In einem Sanatorium auf dem Land kam ich zum ersten Mal in meinem Leben zur Ruhe. Ich lag da, schaute in die Baumkronen und dachte über die Vergangenheit nach. Sie tauchte in meinem Gedächtnis wie Szenen aus einem grausigen Schauspiel auf. Meine Mutter und meine Frau weinten um mich, und viele schuldlose Mädchen hatten ebenfalls geweint. Ich hatte verführt, verleumdet, gespottet und geprahlt, nur um Eindruck zu schinden. Da lag ich nun, und die Tränen kamen mir.
In diesem Sanatorium betete ich zum ersten Mal in meinem Leben das Gebet eines Atheisten. Ich sagte etwa: „O Gott, ich weiß, daß es dich nicht gibt. Falls es dich doch gibt, so ist es deine Sache, dich mir zu offenbaren.

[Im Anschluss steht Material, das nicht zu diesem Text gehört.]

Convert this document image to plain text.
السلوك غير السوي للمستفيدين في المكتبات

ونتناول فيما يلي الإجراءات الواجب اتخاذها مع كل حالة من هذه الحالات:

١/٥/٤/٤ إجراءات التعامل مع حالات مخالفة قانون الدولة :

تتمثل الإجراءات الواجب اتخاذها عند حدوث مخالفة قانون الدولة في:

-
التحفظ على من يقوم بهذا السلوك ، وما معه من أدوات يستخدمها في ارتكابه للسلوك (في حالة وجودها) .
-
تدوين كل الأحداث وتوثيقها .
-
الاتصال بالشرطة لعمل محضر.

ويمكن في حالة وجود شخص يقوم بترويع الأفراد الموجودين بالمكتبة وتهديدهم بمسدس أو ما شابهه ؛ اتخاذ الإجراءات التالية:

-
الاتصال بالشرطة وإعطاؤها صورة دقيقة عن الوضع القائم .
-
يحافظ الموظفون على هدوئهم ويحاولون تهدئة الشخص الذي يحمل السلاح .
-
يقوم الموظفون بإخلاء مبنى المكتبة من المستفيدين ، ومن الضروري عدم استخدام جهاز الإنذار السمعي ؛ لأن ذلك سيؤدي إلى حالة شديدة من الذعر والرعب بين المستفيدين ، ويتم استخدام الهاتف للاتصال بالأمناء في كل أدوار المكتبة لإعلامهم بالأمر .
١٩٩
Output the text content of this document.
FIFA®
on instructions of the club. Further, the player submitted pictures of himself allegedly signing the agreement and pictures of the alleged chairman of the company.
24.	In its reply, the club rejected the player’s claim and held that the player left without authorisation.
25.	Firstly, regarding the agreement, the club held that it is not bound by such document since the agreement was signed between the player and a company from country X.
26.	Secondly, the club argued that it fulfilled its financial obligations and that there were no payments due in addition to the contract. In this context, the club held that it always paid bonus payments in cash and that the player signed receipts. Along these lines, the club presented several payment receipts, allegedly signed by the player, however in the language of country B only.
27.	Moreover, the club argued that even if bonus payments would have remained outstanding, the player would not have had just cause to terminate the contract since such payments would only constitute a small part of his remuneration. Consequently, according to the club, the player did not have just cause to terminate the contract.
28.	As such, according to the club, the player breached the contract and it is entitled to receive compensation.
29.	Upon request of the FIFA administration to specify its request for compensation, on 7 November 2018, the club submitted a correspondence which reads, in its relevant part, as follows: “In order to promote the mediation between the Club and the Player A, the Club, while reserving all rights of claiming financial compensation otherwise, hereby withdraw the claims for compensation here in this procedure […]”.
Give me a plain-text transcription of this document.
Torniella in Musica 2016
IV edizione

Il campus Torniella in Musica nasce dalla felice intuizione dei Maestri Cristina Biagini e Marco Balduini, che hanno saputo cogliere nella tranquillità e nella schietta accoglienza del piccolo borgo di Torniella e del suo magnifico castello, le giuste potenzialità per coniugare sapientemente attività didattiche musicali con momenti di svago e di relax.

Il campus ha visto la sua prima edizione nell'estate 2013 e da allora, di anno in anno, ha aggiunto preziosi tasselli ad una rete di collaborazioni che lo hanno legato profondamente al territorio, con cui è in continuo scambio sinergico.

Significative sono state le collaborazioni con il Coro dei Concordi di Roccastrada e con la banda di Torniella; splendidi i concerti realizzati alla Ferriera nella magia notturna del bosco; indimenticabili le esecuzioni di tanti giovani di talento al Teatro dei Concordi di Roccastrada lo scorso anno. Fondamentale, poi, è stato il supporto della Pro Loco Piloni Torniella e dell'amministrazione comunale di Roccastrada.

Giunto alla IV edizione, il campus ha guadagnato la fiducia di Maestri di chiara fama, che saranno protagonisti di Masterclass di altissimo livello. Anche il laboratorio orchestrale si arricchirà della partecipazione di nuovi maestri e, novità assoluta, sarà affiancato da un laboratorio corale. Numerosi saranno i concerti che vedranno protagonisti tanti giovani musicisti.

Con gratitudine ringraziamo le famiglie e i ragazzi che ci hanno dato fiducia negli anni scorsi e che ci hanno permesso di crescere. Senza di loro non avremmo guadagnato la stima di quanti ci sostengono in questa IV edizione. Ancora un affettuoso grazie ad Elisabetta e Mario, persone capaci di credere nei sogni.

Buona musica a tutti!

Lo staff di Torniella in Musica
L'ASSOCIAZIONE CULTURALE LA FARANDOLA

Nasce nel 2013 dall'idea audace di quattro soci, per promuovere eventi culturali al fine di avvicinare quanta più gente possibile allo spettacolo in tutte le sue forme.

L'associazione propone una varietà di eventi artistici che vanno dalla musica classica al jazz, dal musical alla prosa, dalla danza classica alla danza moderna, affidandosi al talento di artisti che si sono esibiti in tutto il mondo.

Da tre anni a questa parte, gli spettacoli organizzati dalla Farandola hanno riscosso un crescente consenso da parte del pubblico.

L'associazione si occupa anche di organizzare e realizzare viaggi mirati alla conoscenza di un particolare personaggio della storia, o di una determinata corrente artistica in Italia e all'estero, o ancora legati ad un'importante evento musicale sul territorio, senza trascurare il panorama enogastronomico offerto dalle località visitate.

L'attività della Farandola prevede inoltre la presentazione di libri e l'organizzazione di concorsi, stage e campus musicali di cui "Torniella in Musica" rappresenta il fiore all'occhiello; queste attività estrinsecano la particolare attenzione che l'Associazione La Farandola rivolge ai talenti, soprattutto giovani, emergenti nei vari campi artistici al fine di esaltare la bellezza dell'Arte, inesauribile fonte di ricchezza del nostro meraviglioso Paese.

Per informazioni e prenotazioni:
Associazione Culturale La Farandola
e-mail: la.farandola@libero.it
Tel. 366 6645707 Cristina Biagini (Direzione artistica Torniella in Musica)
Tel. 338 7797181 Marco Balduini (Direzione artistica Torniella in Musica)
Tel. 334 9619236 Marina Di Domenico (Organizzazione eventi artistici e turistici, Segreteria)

Es ist nicht meine Pflicht, nach dir zu suchen.“
Nach einigen Monaten ging es mir etwas besser und ich siedelte in ein Bergdorf über, um mich weiter zu erholen.


Ein Deutscher zeigt einem Juden den Weg zu Christus

Man schrieb das Jahr 1937. Hitler war an der Macht. In einem kleinen Bergdorf in Siebenbürgen betete der betagte Zimmermann Christian Wölfkes täglich folgendes Gebet: „Oh Herr, laß mich nicht eher sterben, bis ich einen Juden zu Christus geführt habe, weil Jesus vom jüdischen Volk kam. Aber ich bin arm, alt und krank. In meinem Dorf sind keine. Bringe du einen Juden in mein Dorf, und ich will mein Bestes tun, um ihn zu Christus zu führen.“

Der erste Jude, der in jenem Frühling in das Dorf kam, war ich selbst. Nachdem Wölfkes sich mit mir angefreundet hatte, gab er mir eines Tages eine Bibel. Ich hatte schon vorher die Bibel gelesen, aber sie hatte nie Eindruck auf mich gemacht. Aber die Bibel, die ich jetzt in der Hand hielt, war von anderer Art. Erst später entdeckte ich ihr Geheimnis. Wölfkes und seine Frau verbrachten Stunden damit, für meine Bekehrung zu beten. So war diese Bibel eigentlich nicht in Buchstaben, sondern in Flammenzeichen der Liebe geschrieben. Ich konnte sie nur mit Mühe lesen. Die Tränen begannen jedesmal zu fließen, wenn ich mein schlechtes Leben mit dem Leben Jesu verglich, meine Unreinheit mit seiner Reinheit, meinen Haß mit seiner Liebe.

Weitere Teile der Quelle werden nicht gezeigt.